LangChain provides several memory types for different persistence and retrieval needs. Buffer memory stores the full conversation history up to a specified length and includes it verbatim in each prompt. Buffer window memory keeps only the most recent N turns, discarding older history when the window is full. Summary memory uses a language model to generate a running summary of the conversation, which is more token-efficient than verbatim history but loses detail. Vector store memory embeds conversation turns and retrieves the most relevant past exchanges for each new input, enabling selective retrieval from long histories. Entity memory tracks named entities mentioned in conversation and maintains a structured record of facts about them.

Session persistence and multi-session memory

In-process memory types in LangChain exist only for the duration of a single session and are lost when the process ends.
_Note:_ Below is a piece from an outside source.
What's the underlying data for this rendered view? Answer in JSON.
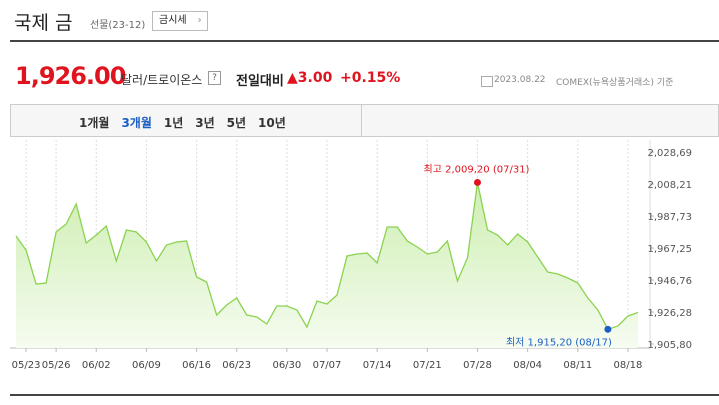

For applications that need memory to persist across sessions — a personal assistant that remembers past conversations, a customer service agent that recalls previous cases — memory must be backed by an external store: a database, a file system, or a vector store that persists between runs. LangChain's memory interfaces are designed to be swapped between in-process and persistent backends, though the backend configuration and the data schema are the developer's responsibility.

Practical trade-offs when choosing a memory strategy

The choice of memory type involves trade-offs between completeness, token cost, and retrieval accuracy. Verbatim buffer memory preserves all detail but grows indefinitely and eventually exceeds context limits. Summary memory is compact but can lose important specifics and introduces a new model call for summarization. Vector retrieval is selective and scalable but requires deciding what to embed and how to score relevance — relevant history may not be retrieved if the retrieval query does not match how it was stored. For most production applications, the right choice is a combination: recent turns in a buffer for immediate context, vector retrieval for relevant earlier history, and a summary for background state.